Se con “La Mala Educacion” Almodovar riscriveva se stesso traendo spunto da “La Legge del Desiderio”, così il “film nel film” che in “Gli Abbracci Spezzati” i protagonisti stanno girando, “Chicas y Maletas”, è una sorta di nuova versione di “Donne sull’orlo di una crisi di nervi” con la quale Almodovar si è divertito ad adattare se stesso (e a far tornare in piccoli cameo volti cari al suo Cinema). Ma “Chicas y Maletas” è la commedia che fa da contrappunto al dramma che i suoi interpreti stanno vivendo e così l’ultimo film di Almodovar vive di questi contrasti e di questa mescolanza di generi, dove è il melodramma a trionfare, passando dai sottotoni noir agli accenti struggenti del finale, sullo sfondo splendido e drammatico dell’isola di Lanzarote.
E vive di questa duplicazione, perennemente dentro e fuori la finzione, di segreti a lungo taciuti, di imitazioni della vita. Il protagonista muore con il suo amore spezzato e si reinventa un nome (Harry Caine, lo stesso che già usava come pseudonimo per le sue sceneggiature) e una vita. Il giovane Martel ricalca inutilmente il padre, detestandolo. E il Cinema è l’altra realtà in cui i protagonisti si muovono, a sua volta spiata dal making of che Martel jr gira per incarico del padre, rivelando nuovi segreti, una replica della finzione stessa. Sono le macchine fotografiche e le videocamere ad immortalare i momenti della vita, la felicità, il tradimento, la morte.
Trabocca d’amore per il Cinema “Gli abbracci spezzati”: vi si respira il melodramma di Douglas Sirk e si guarda con commozione “Viaggio in Italia” di Rossellini, c’è Penelope Cruz col volto di Audrey Hepburn in Sabrina, ci sono i soggetti per sceneggiature elencati a ruota libera come in “La Mala Educacion” come a gettare ipotesi per film futuri, c'è il doppiaggio (altro tema ossessivamente ricorrente) che dà doppia voce ad un abbandono, c’è un film che dev’essere compiuto anche nel buio della cecità. C’è il Cinema che Almodovar ha amato in ogni suo film e qui più che mai, che ha spesso parlato per lui e al quale si dichiara incondizionatamente.
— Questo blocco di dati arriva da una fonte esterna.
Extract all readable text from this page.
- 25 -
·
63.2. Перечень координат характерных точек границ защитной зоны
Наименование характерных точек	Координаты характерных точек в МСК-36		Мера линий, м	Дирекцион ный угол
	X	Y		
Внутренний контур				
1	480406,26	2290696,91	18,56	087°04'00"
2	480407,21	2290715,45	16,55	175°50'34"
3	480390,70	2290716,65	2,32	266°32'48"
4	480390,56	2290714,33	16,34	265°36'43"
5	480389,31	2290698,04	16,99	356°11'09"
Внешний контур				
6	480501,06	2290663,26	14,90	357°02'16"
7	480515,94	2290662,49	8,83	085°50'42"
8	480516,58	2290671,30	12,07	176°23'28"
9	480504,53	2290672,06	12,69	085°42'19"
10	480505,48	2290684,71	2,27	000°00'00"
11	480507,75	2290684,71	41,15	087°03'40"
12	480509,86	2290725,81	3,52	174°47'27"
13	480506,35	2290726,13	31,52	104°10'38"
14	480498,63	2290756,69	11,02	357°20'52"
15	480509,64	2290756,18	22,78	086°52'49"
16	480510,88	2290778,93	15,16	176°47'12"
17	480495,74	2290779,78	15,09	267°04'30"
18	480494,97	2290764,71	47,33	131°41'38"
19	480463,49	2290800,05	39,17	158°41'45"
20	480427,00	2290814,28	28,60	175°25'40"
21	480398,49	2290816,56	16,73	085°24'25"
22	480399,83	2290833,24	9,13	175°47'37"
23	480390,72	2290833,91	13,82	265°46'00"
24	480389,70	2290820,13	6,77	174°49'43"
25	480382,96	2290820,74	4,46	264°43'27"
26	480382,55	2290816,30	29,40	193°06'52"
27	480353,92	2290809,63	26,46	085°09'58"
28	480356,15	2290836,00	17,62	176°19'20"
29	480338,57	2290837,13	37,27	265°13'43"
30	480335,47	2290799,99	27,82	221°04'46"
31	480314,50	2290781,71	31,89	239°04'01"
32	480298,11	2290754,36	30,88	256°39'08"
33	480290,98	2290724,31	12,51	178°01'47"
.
E ci sono le passioni, brucianti, quella dei due amanti il cui abbraccio viene spezzato dal destino come le foto infinite volte frantumate, quella che arde di gelosia il vecchio Martel, quella che cova inconfessata per anni insieme al rimorso nel cuore di Judit Garcia (una straordinaria Blanca Portillo, l’Agustina di Volver). Se infatti il clima di mistero che va creandosi lascia presagire un maggiore risvolto noir come pure il gioco intrecciato di finzioni (altro tema che ricorre più che mai nella cinematografia almodovariana), annunciato dai mille volti di Penelope Cruz, prelude a più complessi sviluppi narrativi, è l’amour fou, che porta in sé il peso della tragedia, il vero fulcro della storia. Mentre si tenta di ricomporre dai frammenti sparsi delle foto un istante felice, le mani cieche che accarezzano sullo schermo l’immagine sgranata dell’ultimo bacio sono uno dei momenti più toccanti che Almodovar ci ha regalato. E ancora una volta suscita lacrime vere.